Judge Peter Cahill, who presided over the Chauvin trial, called Waters’ comments “disrespectful to the rule of law and to the judicial branch and our function” and even suggested that the remarks could be grounds for an appeal.

But the attempt to excuse Trump’s behavior with comments from Maxine Waters is nothing new. During Trump’s impeachment trial in February 2021, Republicans used clips of Waters objecting to the 2016 Electoral College results and pledging to impeach Trump shortly after his election as evidence that Trump’s rhetoric on and before Jan. 6 was old hat. (Republicans ignored the key difference that Waters’ recent comments didn’t precipitate a riot.)

More recently, Jonathan Turley—a George Washington University law professor close to Trumpworld—wrote an opinion piece for Fox News predicting that Waters comments “could well be cited in the ongoing litigation over the Jan. 6 riot on Capitol Hill.” Last week, Fox News primetime host and on-and-off Trump adviser Tucker Carlson asked whether Maxine Waters was “guilty of greater incitement than Donald Trump?”

“Well, of course!” Carlson answered, to his own question. “But that's not the point. People like Maxine Waters don't care if you point out that they're hypocrites.”

House Minority Whip Steve Scalise (R-LA) also linked Waters' comments to the allegations that Trump incited the Capitol riots on Jan. 6. "President Trump used the words ‘peaceful’ when he talked about the statements that he made. I haven’t heard Maxine saying anything about peacefully protesting," Scalise said.

Former New York City mayor and Trump lawyer Rudy Giuliani tweeted that Waters “did exactly what Donald J. Trump did not do” and accused Waters of making a “deliberate call for violence and a direct threat to the jury, if she and the mob do not approve the verdict.”
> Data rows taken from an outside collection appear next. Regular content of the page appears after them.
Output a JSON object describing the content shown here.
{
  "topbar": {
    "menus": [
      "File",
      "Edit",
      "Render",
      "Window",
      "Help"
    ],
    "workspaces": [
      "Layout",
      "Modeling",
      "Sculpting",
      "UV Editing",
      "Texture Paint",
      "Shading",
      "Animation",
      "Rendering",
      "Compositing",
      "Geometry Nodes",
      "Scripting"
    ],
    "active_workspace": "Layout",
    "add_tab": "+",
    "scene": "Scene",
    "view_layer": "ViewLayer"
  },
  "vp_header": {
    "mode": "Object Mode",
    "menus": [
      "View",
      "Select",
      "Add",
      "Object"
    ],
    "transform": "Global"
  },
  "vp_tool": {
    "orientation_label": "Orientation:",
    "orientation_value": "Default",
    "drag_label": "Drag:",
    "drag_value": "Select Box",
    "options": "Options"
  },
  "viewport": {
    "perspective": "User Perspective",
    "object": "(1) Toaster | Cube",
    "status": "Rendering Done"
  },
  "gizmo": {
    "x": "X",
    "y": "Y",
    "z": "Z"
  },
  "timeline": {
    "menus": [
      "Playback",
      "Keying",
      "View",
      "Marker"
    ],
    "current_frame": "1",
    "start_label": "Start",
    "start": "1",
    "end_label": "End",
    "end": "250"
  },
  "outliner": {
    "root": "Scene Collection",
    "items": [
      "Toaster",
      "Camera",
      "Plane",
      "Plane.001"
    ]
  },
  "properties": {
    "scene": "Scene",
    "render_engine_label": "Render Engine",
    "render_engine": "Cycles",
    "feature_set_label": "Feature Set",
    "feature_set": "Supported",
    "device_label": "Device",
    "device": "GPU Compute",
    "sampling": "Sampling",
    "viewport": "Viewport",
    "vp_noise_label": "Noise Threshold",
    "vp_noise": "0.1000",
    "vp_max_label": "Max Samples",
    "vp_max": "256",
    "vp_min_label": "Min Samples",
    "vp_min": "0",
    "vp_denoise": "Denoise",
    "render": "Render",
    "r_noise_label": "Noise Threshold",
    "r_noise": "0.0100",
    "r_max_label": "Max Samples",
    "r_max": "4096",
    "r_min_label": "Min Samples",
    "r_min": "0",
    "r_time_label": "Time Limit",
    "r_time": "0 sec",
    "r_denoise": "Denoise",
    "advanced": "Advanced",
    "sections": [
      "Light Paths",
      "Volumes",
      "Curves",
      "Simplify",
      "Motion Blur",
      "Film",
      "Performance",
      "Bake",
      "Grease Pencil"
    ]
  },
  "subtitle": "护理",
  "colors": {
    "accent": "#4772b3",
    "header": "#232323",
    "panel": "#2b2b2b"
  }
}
And the Republican House Minority Leader Kevin McCarthy has similarly tried to capitalize on Waters’ comments. He recently introduced a censure resolution against the California Democrat, which the House swiftly voted down on partisan lines. And in an interview with Punchbowl News this week, he warned that Democrats were going to have to run in new districts next year and “explain why they're condoning the language of Maxine Waters.”

In February, Rep. Bennie Thompson (D-MS) sued the former president, alleging that Trump’s rhetoric about the election amounted to a conspiracy to deprive Americans of their civil rights. In court filings, Thompson’s attorneys allege that Trump and Giuliani knowingly incited the far-right Proud Boys and Oath Keepers to storm the Capitol and disrupt Congress’ certification of President Biden’s electoral college victory.

Waters signed onto the NAACP-filed suit from Thompson as a plaintiff, along with nine additional Democratic House members in early April. And in an amended complaint filed in the case, the California Democrat revealed she was forced to barricade herself in her office on Jan. 6.

“Since the riot, Rep. Waters has had increased worries about her safety, and has felt compelled to increase the amount of security personnel with whom she travels to and from her home,” the complaint said.